In questi anni ho avuto la fortuna di lavorare sempre a stretto contatto con i giovani e spero ciò mi abbia mantenuto in contatto con la contemporaneità e i suoi stili. La cosa più importante che forse ho imparato è stata una disponibilità ad aprirmi verso uno sguardo più ampio, non provinciale. Ho conosciuto persone straordinarie, appassionate, ispirate, gentili e questo mi ha permesso apprezzare appunto la gentilezza in un mondo in cui gentilezza e ispirazione non sono a dire il vero molto richieste o apprezzate.

prima-del-teatro-scenaAbbiamo visto come negli ultimi anni i dati riguardanti gli afflussi di pubblico del teatro siano stati altalenanti, conoscendo anche dei picchi molto bassi. Come mai, secondo lei, nell’industria dello spettacolo il teatro continua ad assumere un ruolo di “nicchia” rispetto al cinema o alla televisione? Dipende dal genere che si propone o dalla formazione stessa?
Ho scritto un libro che si intitola “L’uomo che andava teatro. Storia fantastica di uno spettatore”. Credo che in questo titolo vi sia parte della risposta.
Tendiamo a dare maggiore importanza agli attori e ai registi (che sicuramente sono importanti) ma ci scordiamo che il teatro, contrariamente alle altre arti, è fatto almeno al 50% dallo spettatore.

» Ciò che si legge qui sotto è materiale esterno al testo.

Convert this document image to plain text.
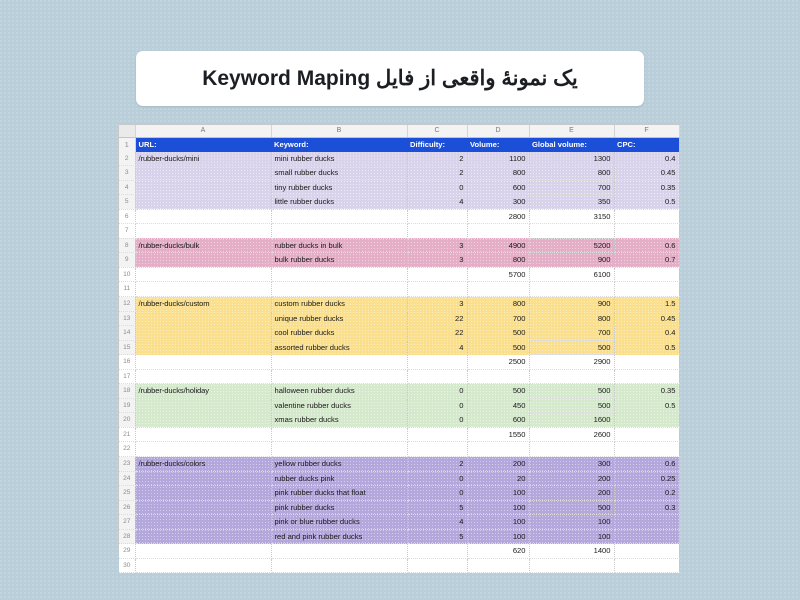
یک نمونهٔ واقعی از فایل Keyword Maping
	A	B	C	D	E	F
1	URL:	Keyword:	Difficulty:	Volume:	Global volume:	CPC:
2	/rubber-ducks/mini	mini rubber ducks	2	1100	1300	0.4
3		small rubber ducks	2	800	800	0.45
4		tiny rubber ducks	0	600	700	0.35
5		little rubber ducks	4	300	350	0.5
6				2800	3150	
7						
8	/rubber-ducks/bulk	rubber ducks in bulk	3	4900	5200	0.6
9		bulk rubber ducks	3	800	900	0.7
10				5700	6100	
11						
12	/rubber-ducks/custom	custom rubber ducks	3	800	900	1.5
13		unique rubber ducks	22	700	800	0.45
14		cool rubber ducks	22	500	700	0.4
15		assorted rubber ducks	4	500	500	0.5
16				2500	2900	
17						
18	/rubber-ducks/holiday	halloween rubber ducks	0	500	500	0.35
19		valentine rubber ducks	0	450	500	0.5
20		xmas rubber ducks	0	600	1600	
21				1550	2600	
22						
23	/rubber-ducks/colors	yellow rubber ducks	2	200	300	0.6
24		rubber ducks pink	0	20	200	0.25
25		pink rubber ducks that float	0	100	200	0.2
26		pink rubber ducks	5	100	500	0.3
27		pink or blue rubber ducks	4	100	100	
28		red and pink rubber ducks	5	100	100	
29				620	1400	
30						
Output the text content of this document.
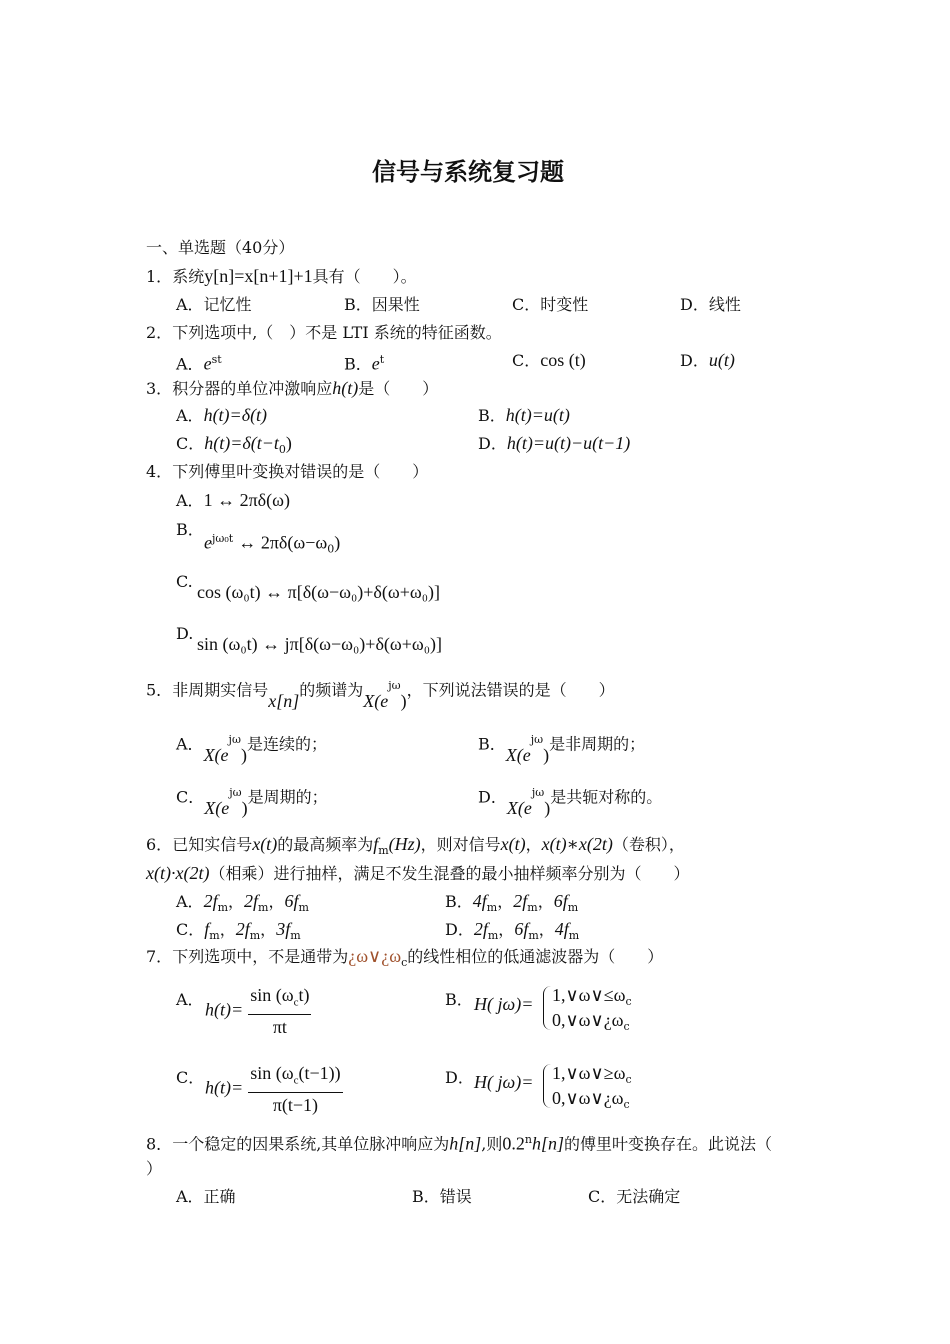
信号与系统复习题
一、单选题（40分）
1．系统y[n]=x[n+1]+1具有（　　）。
A．记忆性	B．因果性	C．时变性	D．线性
2．下列选项中,（　）不是 LTI 系统的特征函数。
A．$e^{st}$	B．$e^t$	C．cos (t)	D．u(t)
3．积分器的单位冲激响应h(t)是（　　）
A．h(t)=δ(t)	B．h(t)=u(t)
C．$h(t)=\delta(t-t_0)$	D．h(t)=u(t)−u(t−1)
4．下列傅里叶变换对错误的是（　　）
A．1 ↔ 2πδ(ω)
B．
$e^{j\omega_0t}$ ↔ $2\pi\delta(\omega-\omega_0)$
C.
cos (ω₀t) ↔ π[δ(ω−ω₀)+δ(ω+ω₀)]
D.
sin (ω₀t) ↔ jπ[δ(ω−ω₀)+δ(ω+ω₀)]
5．非周期实信号x[n]的频谱为$X(e^{j\omega})$，下列说法错误的是（　　）
A．$X(e^{j\omega})$是连续的；	B．$X(e^{j\omega})$是非周期的；
C．$X(e^{j\omega})$是周期的；	D．$X(e^{j\omega})$是共轭对称的。
6．已知实信号x(t)的最高频率为$f_m(Hz)$，则对信号x(t)，x(t)∗x(2t)（卷积），
x(t)·x(2t)（相乘）进行抽样，满足不发生混叠的最小抽样频率分别为（　　）
A．$2f_m$，$2f_m$，$6f_m$	B．$4f_m$，$2f_m$，$6f_m$
C．$f_m$，$2f_m$，$3f_m$	D．$2f_m$，$6f_m$，$4f_m$
7．下列选项中，不是通带为¿$\omega\vee¿\omega_c$的线性相位的低通滤波器为（　　）
A． $h(t)= \frac{\sin (\omega_ct)}{\pi t}$	B． H( $j\omega)= 1,\vee\omega\vee\le\omega_c$
$0,\vee\omega\vee¿\omega_c$
C． $h(t)= \frac{\sin (\omega_c(t-1))}{\pi(t-1)}$	D． H( $j\omega)= 1,\vee\omega\vee\ge\omega_c$
$0,\vee\omega\vee¿\omega_c$
8．一个稳定的因果系统,其单位脉冲响应为h[n],则0.2$^n$h[n]的傅里叶变换存在。此说法（
）
A．正确	B．错误	C．无法确定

Il teatro è ciò che accade tra uno spettatore e un attore: se abbiamo questa idea di teatro e capiamo che è questo ciò che lo differenzia dal cinema, dalla televisione o da qualsiasi altra forma, comprendiamo che la crisi del teatro non può essere considerata solo la crisi dell’attore o del regista, ma sicuramente tocca il concetto di spettatore. Se lei, ad esempio, va a teatro quando arriva una scolaresca, si accorgerà che i ragazzi non sono degli spettatori teatrali ma degli spettatori televisivi che credono di trovarsi davanti ad uno schermo e non di fronte a persone reali.
Se vogliamo uscire da questa crisi, e ne usciremo senz’altro, dobbiamo lavorare sullo spettatore tanto quanto lavoriamo sulle altre figure professionali.
Sa qual è il sinonimo della parola spettatore nella lingua italiana? La parole testimone.
A teatro lo spettatore è un testimone perché ha un ruolo attivo andando a raccontare agli altri cosa ha visto in scena.
Per tornare spettatori attivi, inoltre, si deve lavorare sulla collocazione del teatro nella città moderna. Nella nostra cultura “crociana” tendiamo a pensare che per riformare il teatro bisogna aspettare un Pirandello o un Pasolini. Io credo invece che un intervento politico capace di dotare l’Italia di spazi teatrali contemporanei, sarebbe un salto di qualità non indifferente. In Italia si recita in spazi meravigliosi, costruiti però per il melodramma. Sarebbe come suonare il rock con un violino Stradivari. Lo spazio ideale sarebbe quello in cui lo spettatore non è nascosto ma, come nel teatro greco, quello in cui l’attore e lo spettatore si guardano e interagiscono, superando la divisione palco-platea del grande teatro all’italiana.
Il teatro, come lo si intendeva nel 1910, è morto e non ritornerà mai più. Ma il teatro nel senso ampio del termine, non è affatto morto. Esisterà anche quando non ci sarà più la televisione o il cinema, sostituiti da tecnologie nuove.

Quali sarebbero i consigli che si sentirebbe di dare ad un giovane che decide di intraprendere la strada del teatro?
Gli direi di imparare ad ascoltare e osservare moltissimo. Questo, al di là di una buona scuola di recitazione, è alla base del teatro. E dell’attore. E di pensare sempre di “fare agli altri ciò che vorrebbe fosse fatto a lui”: se lui non andasse a teatro a vedersi, allora sta sbagliando qualcosa. Ma è una frase che sarebbe una buona base per tanti mestieri, naturalmente.